Terkait laporan polisi yang menyerangnya karena tidak menyensor nama pejabat, pemilik akun bersikukuh bahwa transparansi adalah kunci agar keadilan bagi korban bisa terlihat jelas oleh publik.
Menurutnya, informasi yang disampaikan adalah sebuah kebenaran yang tidak perlu ditutupi.
“Semuanya sudah jelas, tidak ada yang harus disembunyikan. Apapun model dan bentuknya, semuanya memang sesuai fakta,” tegasnya.

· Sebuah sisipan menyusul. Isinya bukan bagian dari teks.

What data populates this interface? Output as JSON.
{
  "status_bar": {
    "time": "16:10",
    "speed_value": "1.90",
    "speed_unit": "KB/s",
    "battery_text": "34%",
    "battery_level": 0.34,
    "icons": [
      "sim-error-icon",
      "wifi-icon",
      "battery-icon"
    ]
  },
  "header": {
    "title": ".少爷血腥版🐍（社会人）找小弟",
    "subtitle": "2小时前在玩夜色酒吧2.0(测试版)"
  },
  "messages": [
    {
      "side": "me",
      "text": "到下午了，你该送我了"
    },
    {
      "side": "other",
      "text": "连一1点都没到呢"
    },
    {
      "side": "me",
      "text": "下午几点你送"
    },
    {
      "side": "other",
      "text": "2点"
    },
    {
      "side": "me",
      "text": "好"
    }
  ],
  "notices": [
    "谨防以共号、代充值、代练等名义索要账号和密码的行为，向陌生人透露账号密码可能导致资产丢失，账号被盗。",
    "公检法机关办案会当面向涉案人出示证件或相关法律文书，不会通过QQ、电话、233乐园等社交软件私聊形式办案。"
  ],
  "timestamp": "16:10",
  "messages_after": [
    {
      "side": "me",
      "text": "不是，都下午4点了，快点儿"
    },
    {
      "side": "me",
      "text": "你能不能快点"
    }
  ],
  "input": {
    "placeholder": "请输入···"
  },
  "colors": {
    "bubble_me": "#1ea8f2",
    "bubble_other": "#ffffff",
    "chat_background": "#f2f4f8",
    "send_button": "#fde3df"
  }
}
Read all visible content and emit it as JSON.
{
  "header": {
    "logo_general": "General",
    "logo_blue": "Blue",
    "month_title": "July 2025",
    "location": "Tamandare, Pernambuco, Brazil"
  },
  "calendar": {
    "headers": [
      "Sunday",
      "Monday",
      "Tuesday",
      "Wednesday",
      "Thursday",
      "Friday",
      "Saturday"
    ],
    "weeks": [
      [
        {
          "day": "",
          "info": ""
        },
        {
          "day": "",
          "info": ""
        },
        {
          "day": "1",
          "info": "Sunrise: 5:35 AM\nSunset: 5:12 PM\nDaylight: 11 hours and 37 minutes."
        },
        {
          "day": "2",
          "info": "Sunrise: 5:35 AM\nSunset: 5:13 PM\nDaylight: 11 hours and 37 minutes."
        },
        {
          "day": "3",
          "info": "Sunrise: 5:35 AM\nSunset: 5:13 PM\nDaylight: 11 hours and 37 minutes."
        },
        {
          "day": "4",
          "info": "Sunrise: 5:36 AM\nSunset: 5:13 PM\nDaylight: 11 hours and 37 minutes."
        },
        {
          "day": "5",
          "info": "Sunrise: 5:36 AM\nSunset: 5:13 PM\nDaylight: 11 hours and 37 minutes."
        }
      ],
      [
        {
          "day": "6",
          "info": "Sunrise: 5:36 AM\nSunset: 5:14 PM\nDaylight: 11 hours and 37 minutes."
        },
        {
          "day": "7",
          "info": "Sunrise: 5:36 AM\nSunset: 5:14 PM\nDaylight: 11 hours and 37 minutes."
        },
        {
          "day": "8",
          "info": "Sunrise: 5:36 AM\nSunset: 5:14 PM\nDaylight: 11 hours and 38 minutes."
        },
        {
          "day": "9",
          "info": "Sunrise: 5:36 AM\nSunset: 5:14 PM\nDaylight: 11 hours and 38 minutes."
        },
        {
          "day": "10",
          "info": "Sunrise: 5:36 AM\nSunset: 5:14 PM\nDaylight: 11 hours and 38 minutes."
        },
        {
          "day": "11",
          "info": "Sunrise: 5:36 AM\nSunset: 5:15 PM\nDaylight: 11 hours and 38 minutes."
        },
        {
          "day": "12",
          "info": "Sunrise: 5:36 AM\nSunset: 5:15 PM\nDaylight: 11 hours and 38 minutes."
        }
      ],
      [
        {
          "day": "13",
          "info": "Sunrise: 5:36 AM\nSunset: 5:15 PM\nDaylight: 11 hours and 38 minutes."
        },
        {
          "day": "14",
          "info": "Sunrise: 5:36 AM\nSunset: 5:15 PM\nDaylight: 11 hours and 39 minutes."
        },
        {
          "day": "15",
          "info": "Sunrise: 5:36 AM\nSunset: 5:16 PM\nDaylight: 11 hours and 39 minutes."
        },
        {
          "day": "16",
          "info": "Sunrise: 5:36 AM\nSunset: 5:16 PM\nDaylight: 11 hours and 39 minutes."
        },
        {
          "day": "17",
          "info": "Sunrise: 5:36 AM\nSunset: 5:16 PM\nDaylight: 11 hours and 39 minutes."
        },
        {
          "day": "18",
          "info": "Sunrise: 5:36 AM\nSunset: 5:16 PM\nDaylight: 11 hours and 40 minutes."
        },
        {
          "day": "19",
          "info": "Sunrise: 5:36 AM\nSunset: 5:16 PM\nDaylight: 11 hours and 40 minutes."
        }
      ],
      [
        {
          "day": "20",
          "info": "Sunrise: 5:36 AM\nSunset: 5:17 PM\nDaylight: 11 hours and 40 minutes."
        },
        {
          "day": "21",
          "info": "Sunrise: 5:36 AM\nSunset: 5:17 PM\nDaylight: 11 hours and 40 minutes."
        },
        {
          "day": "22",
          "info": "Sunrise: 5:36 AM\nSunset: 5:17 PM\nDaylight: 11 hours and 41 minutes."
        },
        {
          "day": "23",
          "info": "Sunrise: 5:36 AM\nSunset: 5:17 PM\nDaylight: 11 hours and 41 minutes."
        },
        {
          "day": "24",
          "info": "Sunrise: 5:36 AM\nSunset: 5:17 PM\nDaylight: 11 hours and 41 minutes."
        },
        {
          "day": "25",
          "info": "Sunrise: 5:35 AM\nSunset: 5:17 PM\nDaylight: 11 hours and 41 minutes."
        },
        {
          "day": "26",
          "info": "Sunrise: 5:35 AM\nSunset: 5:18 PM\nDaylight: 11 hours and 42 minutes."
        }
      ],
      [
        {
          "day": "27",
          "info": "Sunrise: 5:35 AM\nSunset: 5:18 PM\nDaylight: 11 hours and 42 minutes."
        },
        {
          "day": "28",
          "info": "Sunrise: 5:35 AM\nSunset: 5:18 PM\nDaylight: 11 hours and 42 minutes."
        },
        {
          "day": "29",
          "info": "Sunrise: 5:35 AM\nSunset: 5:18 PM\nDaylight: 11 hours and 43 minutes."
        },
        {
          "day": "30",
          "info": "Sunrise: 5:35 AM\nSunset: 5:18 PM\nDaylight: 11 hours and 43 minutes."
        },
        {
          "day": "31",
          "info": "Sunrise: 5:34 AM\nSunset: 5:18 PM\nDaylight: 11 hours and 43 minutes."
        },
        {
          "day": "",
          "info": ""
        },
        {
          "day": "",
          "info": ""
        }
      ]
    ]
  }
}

Respons Pihak Terlapor dan Kuasa Hukum
Di sisi lain, upaya media untuk mendapatkan klarifikasi dari pihak medis yang bersangkutan, yakni Dokter N, belum membuahkan hasil mendalam. Dokter N memilih untuk membatasi komunikasi terkait substansi perkara dan memilih jalur hukum sebagai bentuk pembelaan diri atas opini yang berkembang di media sosial.
Saat dimintai keterangan demi keberimbangan berita, Dokter N menegaskan bahwa dirinya tidak akan memberikan pernyataan pribadi kepada publik untuk saat ini.
“Semuanya sudah diserahkan sepenuhnya kepada kuasa hukum,” kata Dokter N singkat.
Konsekuensi Hukum dan Kontrol Sosia
Kasus ini kini memicu perdebatan mengenai batasan antara kontrol sosial oleh masyarakat dengan pelanggaran UU ITE terkait pencemaran nama baik atau privasi pejabat publik.
Kuasa hukum pelapor, Firdah Husain, mendampingi proses ini untuk memastikan bahwa hak kliennya sebagai warga negara juga terlindungi dari narasi yang dianggap menyudutkan tanpa melalui proses pengadilan yang inkrah.
Kini, bola panas kasus ini berada di tangan penyidik Polres Tojo Una-Una. Masyarakat menanti apakah pengungkapan fakta atas dasar kemanusiaan ini akan dianggap sebagai pelanggaran hukum, atau justru menjadi pintu masuk untuk mengusut kembali rasa keadilan bagi korban malapraktik yang telah terabaikan selama satu dekade lebih.